St. Paul, in the second reading, speaks of that project of salvation. The Apostle tells the Ephesians, “he (God) chose us in him, before the foundation of the world, to be holy and without blemish before him.” There is a need for us to rejoice, because, though we are sinners, born in sin and fated to death, God has never forsaken us. He wants us saved and reconciled to him. To make that reconciliation possible, he sent his Only Begotten Son, Jesus Christ our Lord, born of Mary. In Christ, Paul says, "we were also chosen, destined in accord with the purpose of the One who accomplishes all things according to the intention of his will so that we might exist for the praise of his glory..."

The will of God, the intention he formed long ago to save us from sin is revealed through the annunciation made to Mary. The Lord has chosen to be with Mary, to fill her with his grace, to make of her his gateway to our humanity. Thus, the greetings of the Angel Gabriel, “Hail, full of grace! The Lord is with you.”

If Eve was tempted and became the gateway of sin for humankind, Mary is made, through God’s grace, the gateway of salvation. If by Eve disobedience we all became sinners, by Mary's obedient response to God, "Fiat voluntas tua", we have the foretaste of our salvation, the life in God. The life that Eve the mother of the living lost in sin is restored in Mary, Mother of our Lord. To our humanity, Mary, the Mother of Christ becomes the reparation or the consolation of the original failure of Eve.  Mary consoles Eve and consolidates the human relationship with God, a relationship we lost in the disobedience of sin. The Immaculate Conception of Mary, therefore, becomes not only a great hope for new dawn but also a challenge for you and me to abandon our sinful inclination and walk in the way of righteousness.

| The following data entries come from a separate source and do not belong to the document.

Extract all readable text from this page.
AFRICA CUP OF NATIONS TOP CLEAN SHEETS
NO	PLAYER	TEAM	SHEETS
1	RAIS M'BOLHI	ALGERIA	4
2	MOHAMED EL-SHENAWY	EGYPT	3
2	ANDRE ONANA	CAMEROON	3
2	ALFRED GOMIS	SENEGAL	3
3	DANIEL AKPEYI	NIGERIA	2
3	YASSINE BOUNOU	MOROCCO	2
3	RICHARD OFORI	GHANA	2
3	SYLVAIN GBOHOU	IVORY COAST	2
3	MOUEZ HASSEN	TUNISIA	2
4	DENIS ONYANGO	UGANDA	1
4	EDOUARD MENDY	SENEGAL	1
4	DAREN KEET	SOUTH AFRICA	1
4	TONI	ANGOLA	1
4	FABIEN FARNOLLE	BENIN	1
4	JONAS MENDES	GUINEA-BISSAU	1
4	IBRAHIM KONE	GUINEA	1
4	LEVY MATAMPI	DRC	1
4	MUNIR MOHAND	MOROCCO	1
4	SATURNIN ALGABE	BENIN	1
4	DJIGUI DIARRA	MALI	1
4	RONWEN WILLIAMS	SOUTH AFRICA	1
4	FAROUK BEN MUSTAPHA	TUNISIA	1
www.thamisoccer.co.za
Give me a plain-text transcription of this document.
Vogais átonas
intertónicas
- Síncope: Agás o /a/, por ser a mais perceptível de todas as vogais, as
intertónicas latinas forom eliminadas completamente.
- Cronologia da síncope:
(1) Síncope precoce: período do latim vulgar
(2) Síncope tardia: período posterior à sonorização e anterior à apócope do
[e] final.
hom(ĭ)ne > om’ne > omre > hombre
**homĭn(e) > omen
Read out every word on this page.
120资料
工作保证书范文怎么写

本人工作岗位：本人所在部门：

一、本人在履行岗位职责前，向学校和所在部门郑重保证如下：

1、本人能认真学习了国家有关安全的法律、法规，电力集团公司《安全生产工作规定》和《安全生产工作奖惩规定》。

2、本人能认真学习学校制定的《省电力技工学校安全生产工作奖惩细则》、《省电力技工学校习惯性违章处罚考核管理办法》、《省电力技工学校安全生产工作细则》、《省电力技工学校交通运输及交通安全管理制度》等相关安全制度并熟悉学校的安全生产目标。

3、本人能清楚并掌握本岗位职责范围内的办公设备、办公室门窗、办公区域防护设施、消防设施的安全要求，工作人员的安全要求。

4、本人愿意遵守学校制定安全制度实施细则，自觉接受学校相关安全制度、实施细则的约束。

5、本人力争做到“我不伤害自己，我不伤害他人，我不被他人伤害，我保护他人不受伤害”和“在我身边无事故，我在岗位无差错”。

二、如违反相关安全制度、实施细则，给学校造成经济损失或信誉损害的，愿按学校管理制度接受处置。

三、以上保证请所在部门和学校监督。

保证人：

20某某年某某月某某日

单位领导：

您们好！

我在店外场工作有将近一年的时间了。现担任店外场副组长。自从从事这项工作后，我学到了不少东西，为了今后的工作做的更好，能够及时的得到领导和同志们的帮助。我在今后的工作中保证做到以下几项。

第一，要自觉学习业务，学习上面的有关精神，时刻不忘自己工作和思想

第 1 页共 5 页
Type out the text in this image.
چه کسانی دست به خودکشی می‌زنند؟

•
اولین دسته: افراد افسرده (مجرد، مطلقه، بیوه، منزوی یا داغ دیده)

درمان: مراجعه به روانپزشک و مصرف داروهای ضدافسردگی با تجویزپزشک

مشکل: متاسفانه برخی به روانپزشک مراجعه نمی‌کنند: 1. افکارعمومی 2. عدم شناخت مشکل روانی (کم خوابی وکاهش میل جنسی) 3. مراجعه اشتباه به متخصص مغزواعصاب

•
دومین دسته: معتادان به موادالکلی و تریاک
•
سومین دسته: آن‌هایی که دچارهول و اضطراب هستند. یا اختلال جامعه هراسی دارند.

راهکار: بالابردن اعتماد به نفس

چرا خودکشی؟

God has not created us for sin. Though we are not immaculate by conception, we can and it is a must, to search for holiness. Sinfulness is our choice just as it was the choice of Eve. Holiness also is in our reach and our choice just as it was chosen by Mary. Freedom to sin and freedom to live holy are set before us. But the will of God is our life and happiness. Let us end by imploring Mary’s intercession. As Mother of our Lord and our Mother, she knows all our struggles, sufferings, and hopes especially our struggles between good and evil, between light and darkness, between health and sickness. May she brings our humble repentant tears to her Divine Son and obtain for us forgiveness and purification from our many sins.